Keren's girlfriend, Noam Segal, 20, sitting with Keren in his backyard, says she is angered by social media posts she sees from people around the world who are outraged at Israel's destruction and killings.
"They're making us [into] something that we are not," says Segal, who has also served in the military reserves during the war, training soldiers. "Our war, it's not against the people who live there. We are fighting against the terror organization that tries to kill us."
She reflects on Palestinian civilians enduring the war in Gaza.
"I'm sorry for people [who are] not part of [the fighting] and just live there and need to suffer this," she says. "But I'm also — I need to think first of my people."

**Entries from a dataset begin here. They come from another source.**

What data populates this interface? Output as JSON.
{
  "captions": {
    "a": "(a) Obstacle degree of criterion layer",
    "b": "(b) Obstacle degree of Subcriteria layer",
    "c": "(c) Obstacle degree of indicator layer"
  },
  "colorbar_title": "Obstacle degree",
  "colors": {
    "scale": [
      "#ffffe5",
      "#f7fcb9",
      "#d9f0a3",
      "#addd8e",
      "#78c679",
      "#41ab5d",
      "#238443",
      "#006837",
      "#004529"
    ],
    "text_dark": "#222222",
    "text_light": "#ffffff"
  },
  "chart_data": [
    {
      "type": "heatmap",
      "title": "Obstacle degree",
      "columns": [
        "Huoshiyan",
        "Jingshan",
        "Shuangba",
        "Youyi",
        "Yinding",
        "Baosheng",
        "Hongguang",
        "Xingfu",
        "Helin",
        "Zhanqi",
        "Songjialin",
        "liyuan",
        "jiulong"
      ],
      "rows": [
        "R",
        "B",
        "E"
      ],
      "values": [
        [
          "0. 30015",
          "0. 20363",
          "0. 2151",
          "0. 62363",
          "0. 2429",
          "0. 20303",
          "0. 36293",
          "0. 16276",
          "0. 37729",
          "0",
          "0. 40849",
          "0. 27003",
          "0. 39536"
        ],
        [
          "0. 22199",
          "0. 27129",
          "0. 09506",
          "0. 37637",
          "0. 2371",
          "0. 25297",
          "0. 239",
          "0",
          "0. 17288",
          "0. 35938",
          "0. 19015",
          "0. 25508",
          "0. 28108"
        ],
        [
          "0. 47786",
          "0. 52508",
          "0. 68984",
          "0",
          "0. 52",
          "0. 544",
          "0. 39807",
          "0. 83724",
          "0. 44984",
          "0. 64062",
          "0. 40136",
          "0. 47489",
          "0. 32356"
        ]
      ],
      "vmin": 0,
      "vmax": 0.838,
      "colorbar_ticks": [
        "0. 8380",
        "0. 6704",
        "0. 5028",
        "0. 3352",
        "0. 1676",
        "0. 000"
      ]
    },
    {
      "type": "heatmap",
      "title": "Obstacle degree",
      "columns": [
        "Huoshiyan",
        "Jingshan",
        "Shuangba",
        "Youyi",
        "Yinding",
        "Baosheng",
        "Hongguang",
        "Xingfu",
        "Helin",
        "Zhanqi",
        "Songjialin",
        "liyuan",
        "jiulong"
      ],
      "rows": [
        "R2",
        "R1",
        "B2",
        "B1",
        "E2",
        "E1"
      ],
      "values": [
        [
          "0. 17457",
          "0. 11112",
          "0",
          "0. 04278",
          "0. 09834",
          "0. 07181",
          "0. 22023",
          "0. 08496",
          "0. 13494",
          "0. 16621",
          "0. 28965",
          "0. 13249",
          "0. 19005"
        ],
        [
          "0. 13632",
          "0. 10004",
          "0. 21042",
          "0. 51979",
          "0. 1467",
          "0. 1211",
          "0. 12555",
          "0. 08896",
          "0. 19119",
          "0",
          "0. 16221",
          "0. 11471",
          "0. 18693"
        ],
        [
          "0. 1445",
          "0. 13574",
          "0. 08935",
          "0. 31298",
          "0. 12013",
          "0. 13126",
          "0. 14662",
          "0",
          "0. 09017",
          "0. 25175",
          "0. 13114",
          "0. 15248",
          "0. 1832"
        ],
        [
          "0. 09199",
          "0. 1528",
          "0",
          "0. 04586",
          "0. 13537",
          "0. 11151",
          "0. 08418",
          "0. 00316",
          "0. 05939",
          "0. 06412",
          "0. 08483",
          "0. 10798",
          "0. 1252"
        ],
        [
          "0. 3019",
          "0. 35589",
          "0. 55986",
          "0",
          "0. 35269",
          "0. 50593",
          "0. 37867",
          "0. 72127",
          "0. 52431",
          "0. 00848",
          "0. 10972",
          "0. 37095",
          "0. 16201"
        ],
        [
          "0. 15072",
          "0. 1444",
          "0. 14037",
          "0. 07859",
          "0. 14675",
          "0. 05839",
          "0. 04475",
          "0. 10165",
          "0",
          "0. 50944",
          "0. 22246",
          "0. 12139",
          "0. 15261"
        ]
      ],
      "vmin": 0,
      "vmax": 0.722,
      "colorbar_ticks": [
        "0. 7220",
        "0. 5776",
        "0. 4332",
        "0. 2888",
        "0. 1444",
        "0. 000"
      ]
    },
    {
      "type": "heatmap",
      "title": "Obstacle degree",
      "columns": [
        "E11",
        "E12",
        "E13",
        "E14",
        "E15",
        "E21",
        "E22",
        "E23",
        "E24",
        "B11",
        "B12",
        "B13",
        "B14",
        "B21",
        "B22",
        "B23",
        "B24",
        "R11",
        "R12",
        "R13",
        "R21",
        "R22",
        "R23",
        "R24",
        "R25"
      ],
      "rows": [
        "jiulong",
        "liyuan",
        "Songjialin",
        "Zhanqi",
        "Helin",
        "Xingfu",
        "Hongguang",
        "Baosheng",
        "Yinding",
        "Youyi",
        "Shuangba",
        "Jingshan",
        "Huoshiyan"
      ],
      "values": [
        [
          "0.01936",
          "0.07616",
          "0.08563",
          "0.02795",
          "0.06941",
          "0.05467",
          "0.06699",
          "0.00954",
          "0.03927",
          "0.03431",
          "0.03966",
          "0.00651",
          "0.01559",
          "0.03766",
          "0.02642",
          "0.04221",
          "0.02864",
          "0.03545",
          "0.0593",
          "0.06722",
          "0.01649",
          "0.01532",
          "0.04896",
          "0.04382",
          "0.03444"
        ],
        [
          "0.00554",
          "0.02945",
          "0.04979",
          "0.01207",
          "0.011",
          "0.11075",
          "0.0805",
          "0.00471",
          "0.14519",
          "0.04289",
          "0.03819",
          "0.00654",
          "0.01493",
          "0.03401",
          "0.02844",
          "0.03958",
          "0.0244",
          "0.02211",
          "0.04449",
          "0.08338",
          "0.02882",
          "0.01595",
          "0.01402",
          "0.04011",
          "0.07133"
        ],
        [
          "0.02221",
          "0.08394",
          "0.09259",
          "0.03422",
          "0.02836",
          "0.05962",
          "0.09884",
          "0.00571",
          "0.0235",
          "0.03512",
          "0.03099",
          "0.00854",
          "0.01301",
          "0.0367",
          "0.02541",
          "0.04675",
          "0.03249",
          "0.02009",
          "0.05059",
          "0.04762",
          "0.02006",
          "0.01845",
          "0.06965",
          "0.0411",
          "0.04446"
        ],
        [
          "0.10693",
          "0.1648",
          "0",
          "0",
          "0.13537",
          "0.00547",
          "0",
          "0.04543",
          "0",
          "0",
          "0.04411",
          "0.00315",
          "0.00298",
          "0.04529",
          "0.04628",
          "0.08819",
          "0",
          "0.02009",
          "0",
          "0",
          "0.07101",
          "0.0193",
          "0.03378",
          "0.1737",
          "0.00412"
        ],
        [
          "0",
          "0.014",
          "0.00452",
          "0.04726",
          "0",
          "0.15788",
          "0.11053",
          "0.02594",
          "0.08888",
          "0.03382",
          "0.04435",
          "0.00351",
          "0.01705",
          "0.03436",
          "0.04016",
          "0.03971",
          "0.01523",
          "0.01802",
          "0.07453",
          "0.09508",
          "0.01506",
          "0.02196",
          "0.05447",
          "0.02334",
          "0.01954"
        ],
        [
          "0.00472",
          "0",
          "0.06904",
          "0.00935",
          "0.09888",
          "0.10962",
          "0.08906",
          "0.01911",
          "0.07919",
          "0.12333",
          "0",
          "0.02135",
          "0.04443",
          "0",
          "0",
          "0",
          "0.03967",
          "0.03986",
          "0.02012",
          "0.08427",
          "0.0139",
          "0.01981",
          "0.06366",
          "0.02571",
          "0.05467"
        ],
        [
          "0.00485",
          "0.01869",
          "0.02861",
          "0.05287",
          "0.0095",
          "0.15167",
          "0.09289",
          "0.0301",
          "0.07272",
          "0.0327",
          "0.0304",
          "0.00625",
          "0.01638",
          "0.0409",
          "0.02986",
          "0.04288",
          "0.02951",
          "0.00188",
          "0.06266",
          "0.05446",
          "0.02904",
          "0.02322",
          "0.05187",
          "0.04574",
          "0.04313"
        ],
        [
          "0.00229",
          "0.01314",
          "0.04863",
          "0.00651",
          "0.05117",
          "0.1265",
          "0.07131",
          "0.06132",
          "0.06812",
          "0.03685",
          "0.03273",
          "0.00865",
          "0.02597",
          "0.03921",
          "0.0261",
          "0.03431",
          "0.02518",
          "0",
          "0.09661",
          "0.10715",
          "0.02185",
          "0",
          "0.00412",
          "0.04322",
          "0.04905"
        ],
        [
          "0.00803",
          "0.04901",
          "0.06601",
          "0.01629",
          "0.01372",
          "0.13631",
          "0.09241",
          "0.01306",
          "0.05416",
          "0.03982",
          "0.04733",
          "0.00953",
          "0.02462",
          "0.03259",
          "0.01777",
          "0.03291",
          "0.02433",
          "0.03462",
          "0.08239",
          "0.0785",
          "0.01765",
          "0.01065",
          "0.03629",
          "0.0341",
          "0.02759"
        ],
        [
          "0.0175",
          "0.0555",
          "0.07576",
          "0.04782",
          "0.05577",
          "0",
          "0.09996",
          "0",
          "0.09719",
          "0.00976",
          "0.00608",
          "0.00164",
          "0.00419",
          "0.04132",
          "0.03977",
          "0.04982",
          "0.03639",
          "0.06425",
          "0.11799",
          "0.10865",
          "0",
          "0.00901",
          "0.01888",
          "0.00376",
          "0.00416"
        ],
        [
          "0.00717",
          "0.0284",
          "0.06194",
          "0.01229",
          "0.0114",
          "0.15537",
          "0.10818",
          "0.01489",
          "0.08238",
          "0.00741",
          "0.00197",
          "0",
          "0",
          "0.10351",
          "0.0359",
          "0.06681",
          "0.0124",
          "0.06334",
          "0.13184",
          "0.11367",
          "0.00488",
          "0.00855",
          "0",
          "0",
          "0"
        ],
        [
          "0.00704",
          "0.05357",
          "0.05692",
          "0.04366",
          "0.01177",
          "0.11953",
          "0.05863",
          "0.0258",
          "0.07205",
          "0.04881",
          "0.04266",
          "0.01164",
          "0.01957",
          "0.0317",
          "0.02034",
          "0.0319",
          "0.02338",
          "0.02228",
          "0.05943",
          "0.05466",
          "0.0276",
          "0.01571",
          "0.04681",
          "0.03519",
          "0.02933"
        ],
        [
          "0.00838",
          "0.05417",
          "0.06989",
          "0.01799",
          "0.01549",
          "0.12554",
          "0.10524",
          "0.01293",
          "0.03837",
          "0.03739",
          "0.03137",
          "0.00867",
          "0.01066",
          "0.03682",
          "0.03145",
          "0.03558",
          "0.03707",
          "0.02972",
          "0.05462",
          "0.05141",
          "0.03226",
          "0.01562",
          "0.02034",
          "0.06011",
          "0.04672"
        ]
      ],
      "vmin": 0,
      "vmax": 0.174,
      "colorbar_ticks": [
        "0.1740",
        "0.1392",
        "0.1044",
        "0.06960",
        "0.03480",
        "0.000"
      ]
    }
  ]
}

She and Keren know three Israelis around their age who were taken captive by Hamas on Oct. 7. One of them is Keren's neighbor a few houses away; their moms are friends.
When Keren was in Gaza, he thought about the hundreds of Israelis being held captive, perhaps somewhere very close to where he was stationed.
"It feels very weird," Keren says.
Two of Keren's friends have since been released from captivity and freed from Gaza, in exchange for Israel releasing Palestinian prisoners and detainees. His neighbor down the street is still being held hostage.
And now, after his quick furlough, Keren is back in uniform in Gaza.
He's one young soldier, motivated by his military mission. He admits he doesn't have a real sense of the bigger picture of where the war is going.
"You can't understand the big picture," he says. "For me, it feels right to be, to take part. It's not fun for us. It's not fun for no one. But we have to do it ... to protect our civilians and to make sure they can live in their cities safe."